Elle s’appelle Irene Clennell, elle est originaire de Singapour. Mariée depuis 27 ans à un époux britannique, elle a des enfants et petits-enfants britanniques. Et pourtant, cette femme au foyer s’est retrouvée expulsée à Singapour l’an dernier, avec 12 livres sterling en poche. Sa carte de résidente permanente n’était plus valable, elle avait passé trop de temps à Singapour à s’occuper de ses parents mourants. Son mari, malade, ne peut plus travailler, et n’a pas suffisamment de revenus pour obtenir un visa marital (le seuil, cette fois-ci est fixé à 21 000 Euros annuels).

Que sont ils tous les trois devenus ?

Irene au final, après une campagne dans la presse, a pu obtenir un nouveau visa et rentrer s’occuper de son mari.

Owais a enfin réussi – après deux ans de bataille juridique et plus de 25 000 euros de frais – à faire barrer la mention de « risque pour la sécurité nationale » de son passeport. Il compte désormais quitter le Royaume-Uni avec sa famille au plus vite – ayant perdu toute confiance dans le système.

Pour Shashi, on ne sait pas encore ce qui va se passer.
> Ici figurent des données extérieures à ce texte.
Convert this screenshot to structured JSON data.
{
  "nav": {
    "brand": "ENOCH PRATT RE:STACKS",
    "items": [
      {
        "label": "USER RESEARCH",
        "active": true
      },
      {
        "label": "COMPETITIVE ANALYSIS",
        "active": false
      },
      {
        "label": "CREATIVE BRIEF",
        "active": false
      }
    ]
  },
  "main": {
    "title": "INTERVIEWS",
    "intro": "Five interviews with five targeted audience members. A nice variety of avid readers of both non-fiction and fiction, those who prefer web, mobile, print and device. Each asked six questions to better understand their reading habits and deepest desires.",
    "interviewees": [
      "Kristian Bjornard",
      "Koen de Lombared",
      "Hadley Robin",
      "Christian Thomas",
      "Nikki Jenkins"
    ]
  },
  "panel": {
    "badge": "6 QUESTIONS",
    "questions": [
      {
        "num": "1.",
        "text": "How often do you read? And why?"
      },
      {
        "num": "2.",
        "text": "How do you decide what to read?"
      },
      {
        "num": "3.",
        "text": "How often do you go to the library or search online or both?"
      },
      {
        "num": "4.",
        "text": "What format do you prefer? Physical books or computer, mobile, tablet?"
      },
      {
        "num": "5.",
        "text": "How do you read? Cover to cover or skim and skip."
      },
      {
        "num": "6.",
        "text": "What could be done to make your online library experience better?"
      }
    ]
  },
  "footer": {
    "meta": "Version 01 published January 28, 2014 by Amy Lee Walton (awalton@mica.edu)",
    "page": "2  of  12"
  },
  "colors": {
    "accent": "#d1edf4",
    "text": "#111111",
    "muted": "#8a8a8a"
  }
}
Tous les trois sont la partie émergée de l’iceberg – celle dont parlent les journaux. Ces derniers mois, ceux-ci ont aussi beaucoup évoqué le scandale des « Windrush » – ces Britanniques d’origine jamaïcaine, nommé d’après le premier navire qui les a amenés au Royaume-Uni en 1948. Souvent très pauvres, ils se sont retrouvés sans abris, sans accès aux soins, voire même expulsés car ne pouvant pas prouver, en l’absence des papiers de leurs parents ou grands-parents, leur bon droit à séjourner en Grande-Bretagne.

Si certaines des expulsions indues datent des années 1990, le gouvernement britannique a surtout fortement durci sa politique migratoire au début des années 2010. C’est bien Theresa May, alors ministre de l’intérieur, qui a mis en place à l’époque une politique dissuasive avec le but explicite de créer un « environnement hostile » – rallongeant les procédures, augmentant leurs coûts (se faire naturaliser coûte ainsi plus de 2 200 Euros), encourageant les agents du ministère à ne faire preuve d’aucune flexibilité et à refuser des visas à la moindre erreur.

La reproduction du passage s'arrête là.